Tidbit climbed high into the branches of the first peach tree he came to. It was thick with sweet fruit. His job was to toss the fruit down to Amari and Polly, who carried baskets. But instead of gently handing it down, he laughed and threw the peaches like weapons, smashing the soft fruit against their heads. Hushpuppy barked crazily at the bottom of the tree, chasing the peaches and even eating some of them.
“Stop, Tidbit!” Polly cried with laughter. “Your mama’s gonna get you for wasting food.”
“Polly, Polly Peach Pie!” Tidbit chanted from the tree.
Amari had grown to love having the boy around. It was almost like Kwasi’s spirit had found her in this strange new world. “Climb down from the tall tree, my little one,” she said in her own language.
Tidbit shimmied to the ground, a peach in each hand, and looked at her strangely. “That Africa talk?” he asked.
Amari nodded.
“My mama be tellin’ me stories ’bout Africa all the time, but she do it when ain’t nobody else listenin’. Where Africa be?” the boy wanted to know.

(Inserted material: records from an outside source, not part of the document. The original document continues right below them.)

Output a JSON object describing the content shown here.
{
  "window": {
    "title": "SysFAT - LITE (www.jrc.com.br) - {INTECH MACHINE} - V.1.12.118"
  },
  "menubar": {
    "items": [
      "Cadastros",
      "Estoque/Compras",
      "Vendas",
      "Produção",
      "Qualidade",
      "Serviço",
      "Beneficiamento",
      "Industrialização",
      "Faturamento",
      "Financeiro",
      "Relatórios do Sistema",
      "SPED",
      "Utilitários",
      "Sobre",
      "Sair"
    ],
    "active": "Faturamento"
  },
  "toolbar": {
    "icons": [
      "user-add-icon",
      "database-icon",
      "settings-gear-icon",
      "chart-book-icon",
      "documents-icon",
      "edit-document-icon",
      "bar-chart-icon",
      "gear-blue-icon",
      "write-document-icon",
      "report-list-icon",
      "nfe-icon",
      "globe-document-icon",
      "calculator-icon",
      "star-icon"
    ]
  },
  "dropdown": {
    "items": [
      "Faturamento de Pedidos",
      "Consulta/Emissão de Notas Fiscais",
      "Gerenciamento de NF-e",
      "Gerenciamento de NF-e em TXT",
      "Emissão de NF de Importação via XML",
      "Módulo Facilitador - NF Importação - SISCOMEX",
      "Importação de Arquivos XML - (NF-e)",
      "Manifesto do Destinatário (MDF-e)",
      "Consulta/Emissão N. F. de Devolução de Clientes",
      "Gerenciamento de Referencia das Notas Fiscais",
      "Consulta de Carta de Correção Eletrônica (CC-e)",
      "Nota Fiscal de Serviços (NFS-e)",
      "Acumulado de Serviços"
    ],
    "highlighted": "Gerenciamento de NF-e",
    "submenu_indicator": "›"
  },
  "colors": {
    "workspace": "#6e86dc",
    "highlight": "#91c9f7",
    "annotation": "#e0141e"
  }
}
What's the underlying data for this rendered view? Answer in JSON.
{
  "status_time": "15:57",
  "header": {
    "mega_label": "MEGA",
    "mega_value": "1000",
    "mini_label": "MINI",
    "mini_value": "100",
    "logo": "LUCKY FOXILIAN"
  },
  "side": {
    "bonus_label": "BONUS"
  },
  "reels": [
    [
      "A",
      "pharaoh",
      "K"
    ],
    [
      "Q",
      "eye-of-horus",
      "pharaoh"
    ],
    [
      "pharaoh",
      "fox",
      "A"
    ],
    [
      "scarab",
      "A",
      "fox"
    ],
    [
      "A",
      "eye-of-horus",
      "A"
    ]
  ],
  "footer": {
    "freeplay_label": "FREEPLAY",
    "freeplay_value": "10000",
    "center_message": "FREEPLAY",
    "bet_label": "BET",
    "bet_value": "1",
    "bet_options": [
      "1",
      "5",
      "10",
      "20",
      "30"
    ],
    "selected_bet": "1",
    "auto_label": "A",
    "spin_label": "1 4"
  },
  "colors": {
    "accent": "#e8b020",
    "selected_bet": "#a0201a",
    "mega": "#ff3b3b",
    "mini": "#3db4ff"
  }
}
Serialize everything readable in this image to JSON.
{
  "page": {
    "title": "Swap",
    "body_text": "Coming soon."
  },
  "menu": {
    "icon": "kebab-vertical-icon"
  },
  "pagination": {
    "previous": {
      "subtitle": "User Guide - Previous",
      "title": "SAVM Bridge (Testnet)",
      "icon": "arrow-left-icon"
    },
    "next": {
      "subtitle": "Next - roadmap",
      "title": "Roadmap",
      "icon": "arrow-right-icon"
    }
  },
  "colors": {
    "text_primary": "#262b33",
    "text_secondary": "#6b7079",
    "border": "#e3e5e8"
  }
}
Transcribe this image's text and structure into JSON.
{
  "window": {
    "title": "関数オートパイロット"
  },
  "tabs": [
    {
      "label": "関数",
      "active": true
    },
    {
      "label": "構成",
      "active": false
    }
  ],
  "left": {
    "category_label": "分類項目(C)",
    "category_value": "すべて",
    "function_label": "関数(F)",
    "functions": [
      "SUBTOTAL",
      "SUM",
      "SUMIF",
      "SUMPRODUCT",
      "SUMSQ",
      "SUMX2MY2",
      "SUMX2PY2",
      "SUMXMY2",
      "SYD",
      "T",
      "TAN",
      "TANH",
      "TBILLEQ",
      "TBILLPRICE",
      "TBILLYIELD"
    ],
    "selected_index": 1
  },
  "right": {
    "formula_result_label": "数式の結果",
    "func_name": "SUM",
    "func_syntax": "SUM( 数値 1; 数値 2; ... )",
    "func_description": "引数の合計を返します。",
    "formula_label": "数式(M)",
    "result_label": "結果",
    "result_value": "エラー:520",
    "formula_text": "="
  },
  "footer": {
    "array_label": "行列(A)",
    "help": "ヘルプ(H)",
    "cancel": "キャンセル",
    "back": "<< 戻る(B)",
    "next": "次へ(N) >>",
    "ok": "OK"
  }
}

“Far away. Over ocean. Under sky,” she replied in English.
“What does it look like?” Polly asked.
“It look like bright colors, like happy. Sunshine. Family. Chickens and goats. Not need much.” Amari smiled softly, thinking back to the green seas of grass that she and Tirza ran through as girls, the red and green screaming jacana birds that awakened her, the annoying little monkey that would whisk into the village and steal papayas when her mother turned her back, the smell of the wood fire in front of their hut. She wanted to explain how right everything felt in a place where she was surrounded by mischievous children, overbearing cousins, and doddering elders who were all a part of her. The storytellers who had absorbed her history, the villagers who breathed the same air and dreamed the same memories—all of them were black. She did not have the words to express the depth of her loss. “Everybody black. Feel good,” was all she said.